The Paris Accord After U.S. Election
Pamela Sornson - February 26, 2017
Despite the question of whether the United States will continue its participation in the Paris Climate Accord, the rest of the world appears committed to following through with its determination to reduce global greenhouse gas (GHG) emissions and slow the advancement of climate change. President Obama was a strong supporter of the Accord, and in September 2016, he and China's President Xi Jinping stood together while signing the ratification documents that officially committed their respective countries to participate in the venture.
The joint signing event was notable because China and the United States are the top two GHG emitters in the world. In 2011, their combined emissions totaled almost half (44%) of all global carbon dioxide emissions (China = 28%; the U.S. = 16%). Any measurable GHG reduction on either of their parts will almost certainly move the planet forward toward the ultimate goal of slowing climate change.
Also notably, in November 2016, just days before the American presidential election, the Accord had gathered sufficient worldwide support to be declared "in force." By that date, the governments of more than 55 countries of the Accord's 197-member Assembly had ratified the Agreement, and together, they totaled more than 55% of total global emissions. Ratification by the U.S. and China was a key factor in the rapid adoption of the Accord by the world's political leaders. "Entry into force" now mandates all ratifying countries to both establish and report to Accord participants their activities in support of the agreement.
U.S. Election Surprises the World
Since then, America "elected" Donald Trump as president. His opinions regarding climate change and global warming vacillate, most often to the negative. In 2012, Trump declared that climate change is a "hoax" invented by the Chinese to boost their economy. He retweeted that thought several times in 2013, and in January 2014, he declared that scientists were in on the hoax and that they "are having a lot of fun" in the process. He expressed that opinion despite the fact that 97% of the global science community agrees that there is no doubt that global warming is happening.

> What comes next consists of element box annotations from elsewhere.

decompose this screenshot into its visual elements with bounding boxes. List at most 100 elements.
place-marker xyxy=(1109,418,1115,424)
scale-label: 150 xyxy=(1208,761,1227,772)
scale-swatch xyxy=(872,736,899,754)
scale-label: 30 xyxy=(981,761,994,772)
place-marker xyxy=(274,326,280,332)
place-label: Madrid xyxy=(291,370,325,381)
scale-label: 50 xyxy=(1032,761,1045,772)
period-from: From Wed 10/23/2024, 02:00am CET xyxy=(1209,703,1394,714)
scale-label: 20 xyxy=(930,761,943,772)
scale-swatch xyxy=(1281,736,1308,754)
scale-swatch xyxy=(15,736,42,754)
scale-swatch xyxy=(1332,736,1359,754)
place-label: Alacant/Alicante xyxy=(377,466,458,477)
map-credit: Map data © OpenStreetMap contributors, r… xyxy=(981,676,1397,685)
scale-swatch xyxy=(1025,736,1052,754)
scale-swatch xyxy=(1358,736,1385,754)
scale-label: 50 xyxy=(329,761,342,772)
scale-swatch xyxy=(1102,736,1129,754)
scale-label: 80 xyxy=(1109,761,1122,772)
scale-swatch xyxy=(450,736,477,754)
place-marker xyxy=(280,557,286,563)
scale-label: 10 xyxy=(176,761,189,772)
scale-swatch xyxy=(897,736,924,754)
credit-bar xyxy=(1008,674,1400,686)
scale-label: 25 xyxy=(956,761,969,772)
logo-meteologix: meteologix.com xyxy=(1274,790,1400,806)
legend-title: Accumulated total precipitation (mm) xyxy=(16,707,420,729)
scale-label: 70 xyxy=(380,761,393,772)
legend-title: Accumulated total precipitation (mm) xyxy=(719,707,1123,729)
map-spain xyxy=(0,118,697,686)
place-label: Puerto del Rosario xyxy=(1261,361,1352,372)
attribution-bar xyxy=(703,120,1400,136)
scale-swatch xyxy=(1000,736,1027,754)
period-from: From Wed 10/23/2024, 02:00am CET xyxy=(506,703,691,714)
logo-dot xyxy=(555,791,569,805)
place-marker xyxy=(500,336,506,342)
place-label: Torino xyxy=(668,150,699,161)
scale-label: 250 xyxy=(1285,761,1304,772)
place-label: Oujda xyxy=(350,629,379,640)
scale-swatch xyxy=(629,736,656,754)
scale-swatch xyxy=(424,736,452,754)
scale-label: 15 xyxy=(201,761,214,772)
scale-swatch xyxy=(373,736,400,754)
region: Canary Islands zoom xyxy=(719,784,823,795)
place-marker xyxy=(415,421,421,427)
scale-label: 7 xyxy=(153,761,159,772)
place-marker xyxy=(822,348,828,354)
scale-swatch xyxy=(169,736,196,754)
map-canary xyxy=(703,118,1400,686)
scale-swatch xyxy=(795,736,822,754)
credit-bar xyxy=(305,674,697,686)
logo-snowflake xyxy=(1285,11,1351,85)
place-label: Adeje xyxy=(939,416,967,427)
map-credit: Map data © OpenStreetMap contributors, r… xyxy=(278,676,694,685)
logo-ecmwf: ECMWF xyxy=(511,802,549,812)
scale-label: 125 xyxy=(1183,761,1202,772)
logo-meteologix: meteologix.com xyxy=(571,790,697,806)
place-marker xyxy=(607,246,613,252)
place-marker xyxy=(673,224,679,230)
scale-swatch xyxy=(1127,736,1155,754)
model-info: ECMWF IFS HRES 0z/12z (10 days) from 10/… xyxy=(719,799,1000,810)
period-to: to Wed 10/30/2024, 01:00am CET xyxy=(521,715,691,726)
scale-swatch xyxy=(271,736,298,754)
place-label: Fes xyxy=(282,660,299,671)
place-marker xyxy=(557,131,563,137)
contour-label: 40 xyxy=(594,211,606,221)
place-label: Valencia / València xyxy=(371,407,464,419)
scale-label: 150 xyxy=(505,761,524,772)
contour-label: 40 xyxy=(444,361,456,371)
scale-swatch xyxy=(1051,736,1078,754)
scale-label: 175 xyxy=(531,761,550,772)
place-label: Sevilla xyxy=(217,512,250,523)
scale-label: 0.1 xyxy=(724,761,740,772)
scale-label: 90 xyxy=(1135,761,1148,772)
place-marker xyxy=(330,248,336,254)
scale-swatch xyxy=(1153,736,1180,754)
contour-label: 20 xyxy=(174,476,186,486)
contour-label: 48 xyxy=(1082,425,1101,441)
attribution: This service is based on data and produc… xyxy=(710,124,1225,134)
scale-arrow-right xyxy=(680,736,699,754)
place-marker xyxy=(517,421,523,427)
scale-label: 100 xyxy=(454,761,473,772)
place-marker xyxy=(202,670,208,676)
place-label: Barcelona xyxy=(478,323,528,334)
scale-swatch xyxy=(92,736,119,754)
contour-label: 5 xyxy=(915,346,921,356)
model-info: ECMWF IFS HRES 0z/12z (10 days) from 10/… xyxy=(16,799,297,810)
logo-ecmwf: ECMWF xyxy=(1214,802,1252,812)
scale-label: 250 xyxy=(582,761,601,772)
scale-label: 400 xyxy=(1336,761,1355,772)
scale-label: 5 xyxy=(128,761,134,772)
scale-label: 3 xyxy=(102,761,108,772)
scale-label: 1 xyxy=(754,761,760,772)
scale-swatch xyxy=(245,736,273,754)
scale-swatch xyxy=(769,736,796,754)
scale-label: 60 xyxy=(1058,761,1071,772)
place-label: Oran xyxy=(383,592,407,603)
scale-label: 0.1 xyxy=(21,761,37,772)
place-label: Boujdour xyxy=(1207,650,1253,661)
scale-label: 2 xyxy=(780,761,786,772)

New President Confounds Experts
Now-U.S. President Trump has appointed a prominent global warming skeptic as head of the Environmental Protection Agency (EPA), which presumably would be the agency in charge of monitoring the country's GHG emission reductions on behalf of the Accord. It is significant that hundreds of EPA staffers openly protested the appointment of Scott Pruit, and equally significant that the Republican-majority Congress ignored those protests and confirmed him anyway. Consequently, in the face of Trump's acts, many are wondering how effective the Paris Accord will be if the United States fails to live up to its agreement to participate.
The World Rallies
The good news is that "America" is more than just its government and that the rest of the world apparently has no intention of letting the Paris Climate Accord fail.
International Leaders Encourage Accord Participation
In November of 2016, world leaders gathered in Marrakesh, Morocco to set agendas for implementation of the Accord. More than 200 countries attended the United Nation's conference, where they addressed the nuts and bolts of the Accord, including how each country would achieve its GHG-lowering goals, and how each member of the group would report and track its efforts to each other.
The conference also issued a unified political call to all the world's leaders, including Trump, to abide by and follow through with Accord agreements. Before the conference closed, the ministers and negotiators of 200 nations stood and cheered the document that reaffirmed the world's commitment to the Accord despite the shocking American election result.
America's Companies Aren't Deterred, Either
Also speaking out at the Marrakesh conference were more than 360 of America's largest corporations. In a joint letter read to conference attendees, the corporate leadership of Nike, Mars, Starbucks, Levi Strauss, other companies and major American investors asserted their deep commitment to a cleaner environment because it also assures a stronger U.S. economy. Without the concerted GHG reduction effort across America's economic frontier, U.S. competitiveness would flounder and cost Americans even more jobs. The chocolate conglomerate Mars, for example, pledged to eliminate 100% of GHG emissions from all of its operations by 2040 because not to do so is a "real business risk."
Environmental leaders also added to the discussion, noting that 2015 marked the first year ever that employment growth in the renewable energy sector topped that of the oil and gas industry. In just the U.S. solar industry, job creation grew 12 times faster than in any other industry. The upshot: the future of American jobs isn't in "Big Coal;" it's in the renewable energy industry. If Trump plans to follow through on his promise to provide more jobs, he will be much more successful if he embraces future, cleaner energy sources while following the world's lead and reducing the U.S. reliance on fossil fuel resources.
World Unites Against a Common Enemy
Trump's apparent ignorance or intentional rejection of the science supporting the reality of climate change has deeply alarmed scientists, business leaders, political organizations, and environmental groups around the world. At the same time and perhaps because of that befuddling position, those leaders have taken an even stronger stance to protect the planet from atmospheric erosion caused by man-made pollution. It may be that, by pushing so hard against the reality of climate change, Trump may have ignited exactly the commitment and focus the world needs to slow, stop, or even reverse it.